In the same lane, Life Expectancy and Fertility Rate were analyzed. The result shows that countries with higher life expectancy tend to have lower fertility rates. Lastly, Life Expectancy and Population Growth were considered and higher life expectancy is often linked to lower population growth rates.
# Calculating correlation matrix
correlation_matrix <- cor(economic_indicators, use = "complete.obs")
# Print correlation matrix
print(correlation_matrix)
## GDP_PC GDP_GROWTH Employedtopopul Fertility_Rate Life_expt
## GDP_PC 1.0000000 0.9602481 -0.23484760 0.3092626 -0.3792636
## GDP_GROWTH 0.9602481 1.0000000 -0.22362501 0.5113965 -0.5373129
## Employedtopopul -0.2348476 -0.2236250 1.00000000 -0.1621408 0.5444490
## Fertility_Rate 0.3092626 0.5113965 -0.16214078 1.0000000 -0.8533639
## Life_expt -0.3792636 -0.5373129 0.54444898 -0.8533639 1.0000000
## Popul_Growth 0.2175076 0.4812365 -0.04360777 0.8105208 -0.6838790
## Popul_Growth
## GDP_PC 0.21750765
## GDP_GROWTH 0.48123647
## Employedtopopul -0.04360777
## Fertility_Rate 0.81052080
## Life_expt -0.68387904
## Popul_Growth 1.00000000
# Visualizing the correlation matrix using a heatmap
ggplot(data = melt(correlation_matrix), aes(Var1, Var2, fill = value)) +
geom_tile(color = "white") +
scale_fill_gradient2(low = "blue", high = "red", mid = "white", midpoint = 0, limit = c(-1, 1), space = "Lab", name="Correlation") +
theme_minimal() +
theme(axis.text.x = element_text(angle = 45, hjust = 1))

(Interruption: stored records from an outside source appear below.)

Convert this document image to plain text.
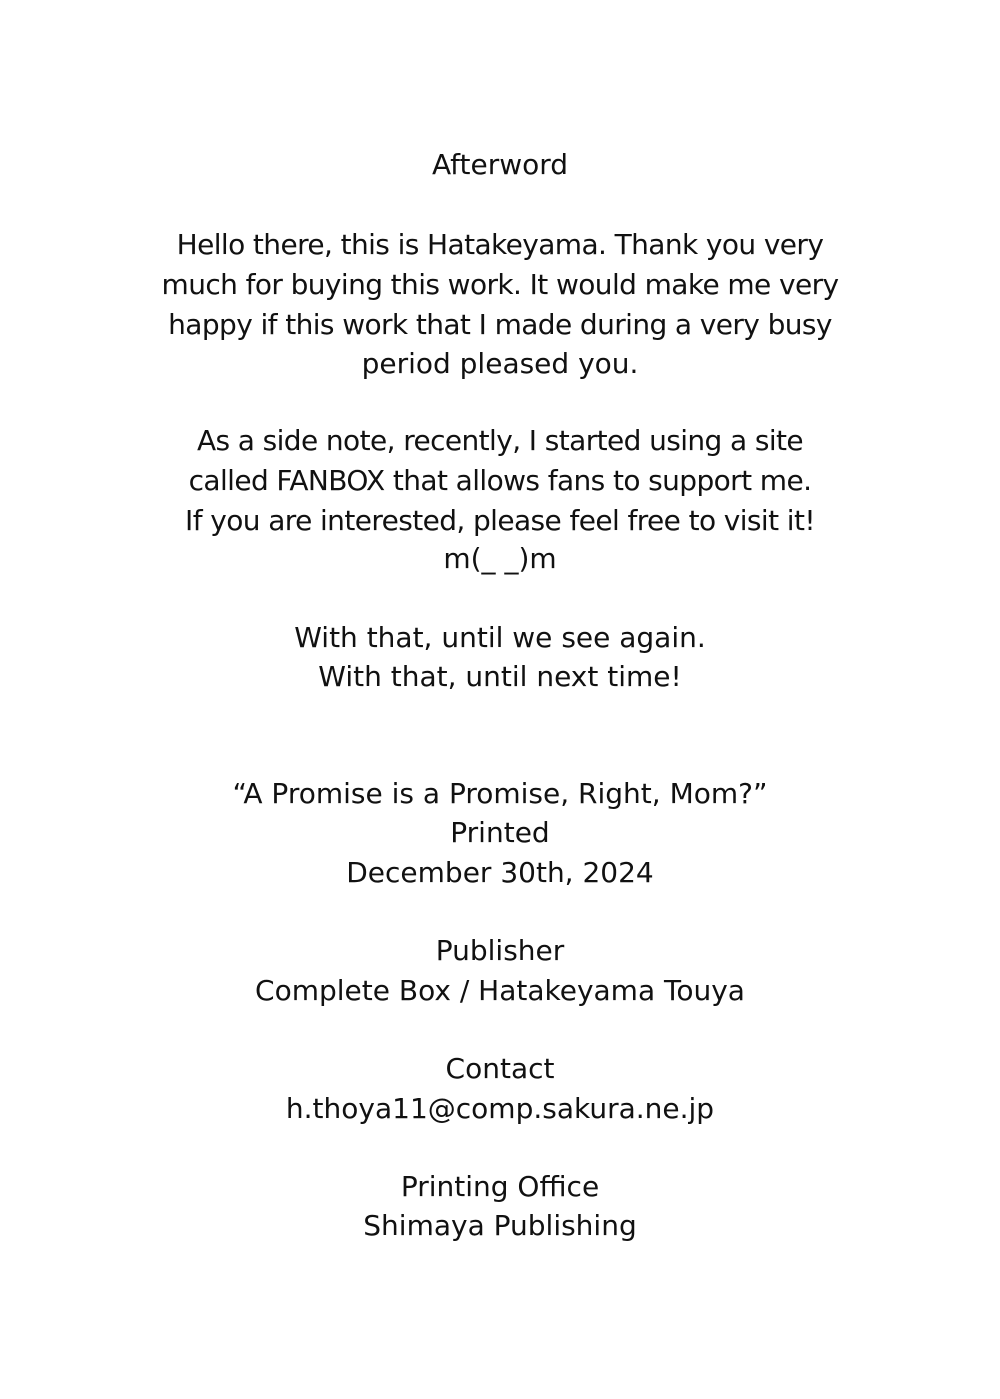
Afterword
Hello there, this is Hatakeyama. Thank you very
much for buying this work. It would make me very
happy if this work that I made during a very busy
period pleased you.
As a side note, recently, I started using a site
called FANBOX that allows fans to support me.
If you are interested, please feel free to visit it!
m(_ _)m
With that, until we see again.
With that, until next time!
“A Promise is a Promise, Right, Mom?”
Printed
December 30th, 2024
Publisher
Complete Box / Hatakeyama Touya
Contact
h.thoya11@comp.sakura.ne.jp
Printing Office
Shimaya Publishing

Considering the Employment to Population Ratio, the ratio indicates the proportion of the working-age population that is employed. Countries show different trends in employment over time. See the figure below:
ggplot(data, aes(x = Year, y = Employedtopopul, color = Country)) +
geom_line() +
labs(title = "Employment to Population Ratio Over Time", x = "Year", y = "Employment to Population Ratio") +
theme_minimal()
The Life Expectancy over the years trends differ, reflecting improvements or challenges in healthcare and living standards. This can be seen in the figure below:
ggplot(data, aes(x = Year, y = Life_expt, color = Country)) +
geom_line() +
labs(title = "Life Expectancy Over Time", x = "Year", y = "Life Expectancy at Birth") +
theme_minimal()
This analysis provided insights into the socio-economic development trends across various countries from 2004 to 2015. Key findings include:
Significant variations in adolescent fertility rates, birth rates, and infant mortality rates among countries, indicating differences in health and social conditions.
A general trend of economic growth, although the rates vary considerably between countries.
Correlations between economic indicators, such as higher GDP per capita are associated with higher GDP growth rates, and lower fertility rates are linked with higher life expectancy.
Employment trends and life expectancy show differing patterns over time, reflecting the unique socio-economic conditions of each country.